Calculating the distance between each pair of particles can be costly – this will require O(N^2) calculations per timestep! Furthermore, a lot of these pairwise interactions (such as the Lennard-Jones potential we have been using to simulate our van der Waals interactions) tend to 0 on a scale much smaller than the size of your simulation box (and are even truncated at a cutoff distance). This means that we are spending a lot of time calculating the distance between particle pairs that will effectively not be interacting.

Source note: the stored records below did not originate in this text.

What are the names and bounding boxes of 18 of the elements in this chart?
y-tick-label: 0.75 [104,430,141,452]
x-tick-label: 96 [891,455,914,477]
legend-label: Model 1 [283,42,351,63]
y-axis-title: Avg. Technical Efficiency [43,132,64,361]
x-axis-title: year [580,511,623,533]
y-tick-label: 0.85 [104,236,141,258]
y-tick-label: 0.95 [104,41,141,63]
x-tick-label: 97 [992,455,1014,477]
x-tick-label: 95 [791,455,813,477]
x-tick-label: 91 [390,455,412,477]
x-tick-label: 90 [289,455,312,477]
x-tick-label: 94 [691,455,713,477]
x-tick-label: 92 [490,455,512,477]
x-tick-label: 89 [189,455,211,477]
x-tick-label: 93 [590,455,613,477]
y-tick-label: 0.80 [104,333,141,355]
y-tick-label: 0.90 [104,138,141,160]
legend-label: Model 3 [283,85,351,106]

/20220421_GROMACS_introduction/Neighbour%20lists

Neighbour lists allow us to be more selective and more efficient when running our simulations. If we consider a cutoff that is slightly larger than our van der Waals cutoff, we can generate for each particle a list of the other particles that fall within our cutoff. These particles are the most likely contenders to either already be within our short-ranged interaction distance or to make it into this distance for the next few timesteps. Therefore, instead of considering the inter-particle distance for all particle pairs, we can consider only the distances for particles within our neighbour list. This will reduce the runtime per timestep significantly. Furthermore, for systems at or near uniform density, this results in the expected computational time of your system to increase as ~O(N) rather than O(N^2) when you increase the number of particles of your system (e.g. doubling your system size should double your simulation time rather than quadruple it). Note that this is only true for the time spent calculating short-ranged interactions.

Key Points

  • GROMACS simulation parameters are defined in a .mdp file

  • GROMACS simulations are prepared using the grompp tool.

  • GROMACS simulations are run using the mdrun command.